On Fri, Jul 26, 2013 at 4:04 PM, Scott Talbert <swt at techie.net> wrote:
> On Fri, 26 Jul 2013, Stephen Hemminger wrote:
>
>>> I'm writing an application using DPDK that transmits a large number of
>>> packets (it doesn't receive any).  When I transmit at 2 Gb/sec,
>>> everything
>>> will run fine for several seconds (receiver is receiving at correct
>>> rate),
>>> but then the NIC appears to get 'stuck' and doesn't transmit any more
>>> packets.  In this state, rte_eth_tx_burst() is returning zero (suggesting
>>> that there are no available transmit descriptors), but even if I sleep()
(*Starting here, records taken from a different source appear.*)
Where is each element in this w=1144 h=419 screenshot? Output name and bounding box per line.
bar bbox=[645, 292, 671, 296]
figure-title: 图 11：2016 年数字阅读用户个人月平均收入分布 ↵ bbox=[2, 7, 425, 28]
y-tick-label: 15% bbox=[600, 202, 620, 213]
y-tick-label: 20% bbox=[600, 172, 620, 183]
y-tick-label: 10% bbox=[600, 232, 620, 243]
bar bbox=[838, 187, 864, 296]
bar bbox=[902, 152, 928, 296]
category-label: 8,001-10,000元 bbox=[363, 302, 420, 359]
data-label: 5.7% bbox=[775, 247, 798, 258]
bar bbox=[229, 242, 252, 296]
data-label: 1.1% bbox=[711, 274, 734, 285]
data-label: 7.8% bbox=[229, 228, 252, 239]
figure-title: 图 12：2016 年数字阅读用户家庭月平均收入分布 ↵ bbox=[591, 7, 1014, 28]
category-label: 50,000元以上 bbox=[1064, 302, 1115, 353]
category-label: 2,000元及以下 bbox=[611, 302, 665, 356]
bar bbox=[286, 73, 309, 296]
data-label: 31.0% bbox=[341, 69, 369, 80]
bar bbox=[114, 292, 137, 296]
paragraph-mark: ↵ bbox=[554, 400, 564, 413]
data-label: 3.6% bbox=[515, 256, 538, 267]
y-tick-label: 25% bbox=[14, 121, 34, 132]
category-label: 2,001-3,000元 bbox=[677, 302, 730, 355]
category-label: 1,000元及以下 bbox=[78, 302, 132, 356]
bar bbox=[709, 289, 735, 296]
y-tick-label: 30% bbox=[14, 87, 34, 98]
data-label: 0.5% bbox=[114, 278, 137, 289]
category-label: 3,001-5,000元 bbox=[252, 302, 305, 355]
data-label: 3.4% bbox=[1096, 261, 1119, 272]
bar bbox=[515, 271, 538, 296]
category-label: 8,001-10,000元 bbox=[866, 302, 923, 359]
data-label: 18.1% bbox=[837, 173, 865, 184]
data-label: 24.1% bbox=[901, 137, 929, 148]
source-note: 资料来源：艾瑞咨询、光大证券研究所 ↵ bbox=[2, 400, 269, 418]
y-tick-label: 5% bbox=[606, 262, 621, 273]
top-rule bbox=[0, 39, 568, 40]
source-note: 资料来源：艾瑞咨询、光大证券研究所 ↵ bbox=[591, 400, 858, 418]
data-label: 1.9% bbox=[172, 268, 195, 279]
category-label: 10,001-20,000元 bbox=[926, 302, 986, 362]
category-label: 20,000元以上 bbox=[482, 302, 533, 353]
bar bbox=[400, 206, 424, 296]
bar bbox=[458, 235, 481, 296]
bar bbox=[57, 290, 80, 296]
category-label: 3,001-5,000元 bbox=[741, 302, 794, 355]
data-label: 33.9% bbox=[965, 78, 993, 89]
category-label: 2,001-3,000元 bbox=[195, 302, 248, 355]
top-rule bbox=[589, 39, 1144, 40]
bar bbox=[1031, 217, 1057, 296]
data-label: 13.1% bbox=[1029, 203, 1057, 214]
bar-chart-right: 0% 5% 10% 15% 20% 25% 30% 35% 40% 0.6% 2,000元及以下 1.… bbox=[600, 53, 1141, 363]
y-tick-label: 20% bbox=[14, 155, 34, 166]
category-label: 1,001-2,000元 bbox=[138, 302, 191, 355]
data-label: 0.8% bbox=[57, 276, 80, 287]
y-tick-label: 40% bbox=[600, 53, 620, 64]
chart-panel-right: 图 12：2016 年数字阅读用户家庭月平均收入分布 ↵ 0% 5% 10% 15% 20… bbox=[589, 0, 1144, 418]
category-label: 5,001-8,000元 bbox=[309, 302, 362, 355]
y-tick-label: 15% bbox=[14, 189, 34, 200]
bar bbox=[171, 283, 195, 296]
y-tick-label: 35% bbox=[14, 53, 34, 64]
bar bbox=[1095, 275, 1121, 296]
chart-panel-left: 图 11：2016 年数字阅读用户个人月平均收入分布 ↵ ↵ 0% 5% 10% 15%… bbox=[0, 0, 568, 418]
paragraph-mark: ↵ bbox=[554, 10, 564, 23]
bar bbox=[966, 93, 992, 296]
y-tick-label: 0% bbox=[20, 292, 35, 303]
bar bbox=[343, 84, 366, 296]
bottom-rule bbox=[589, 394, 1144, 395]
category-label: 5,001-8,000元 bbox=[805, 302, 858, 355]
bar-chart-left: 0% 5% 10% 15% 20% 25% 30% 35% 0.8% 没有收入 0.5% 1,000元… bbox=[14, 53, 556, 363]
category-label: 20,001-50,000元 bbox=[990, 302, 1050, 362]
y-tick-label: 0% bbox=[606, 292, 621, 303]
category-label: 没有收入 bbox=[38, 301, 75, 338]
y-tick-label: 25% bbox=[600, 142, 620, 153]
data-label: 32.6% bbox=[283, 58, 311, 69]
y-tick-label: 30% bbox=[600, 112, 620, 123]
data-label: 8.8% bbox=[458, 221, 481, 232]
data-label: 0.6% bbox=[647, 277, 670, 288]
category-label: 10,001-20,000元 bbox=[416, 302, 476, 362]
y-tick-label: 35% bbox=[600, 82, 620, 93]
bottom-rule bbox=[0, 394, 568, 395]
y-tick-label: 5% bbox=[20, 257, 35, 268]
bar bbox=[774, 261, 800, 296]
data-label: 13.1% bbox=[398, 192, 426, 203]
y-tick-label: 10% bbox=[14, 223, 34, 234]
>>> for a second and try again, rte_eth_tx_burst() still returns 0.  It
>>> almost
>>> appears as if a packet gets stuck in the transmit ring and keeps
>>> everything from flowing.  I'm using an Intel 82599EB NIC.
>>>
>> Make sure there is enough memory for mbufs.
>> Also what is your ring size and transmit free threshold?
>> It is easy to instrument the driver to see where it is saying "no space
>> left"
>> Also be careful with threshold values, many values of
>> pthresh/hthresh/wthresh
>> don't work. I would check the Intel reference manual for your hardware.
>
>
> Thanks for the tips.  I don't think I'm running out of mbufs, but I'll check
> that again.  I am using these values from one of the examples - which claim
> to be correct for the 82599EB.
>
> /*
>  * These default values are optimized for use with the Intel(R) 82599 10 GbE
>  * Controller and the DPDK ixgbe PMD. Consider using other values for other
>  * network controllers and/or network drivers.
>  */
> #define TX_PTHRESH 36 /**< Default values of TX prefetch threshold reg. */
> #define TX_HTHRESH 0  /**< Default values of TX host threshold reg. */
> #define TX_WTHRESH 0  /**< Default values of TX write-back threshold reg. */
>
> static const struct rte_eth_txconf tx_conf = {
>     .tx_thresh = {
>         .pthresh = TX_PTHRESH,
>         .hthresh = TX_HTHRESH,
>         .wthresh = TX_WTHRESH,
>     },
>     .tx_free_thresh = 0, /* Use PMD default values */
>     .tx_rs_thresh = 0, /* Use PMD default values */
> };
>
> /*
>  * Configurable number of RX/TX ring descriptors
>  */
> #define RTE_TEST_TX_DESC_DEFAULT 512
> static uint16_t nb_txd = RTE_TEST_TX_DESC_DEFAULT;
>

Scott,

I am wondering whether you use multiple cores accessing the same
receive queue. I had this problem before, but after I make the same
number of receiving queues as the number of receiving cores, the
problem disappeared. I did not dig more since I did not care how many
receive queues I have did not matter.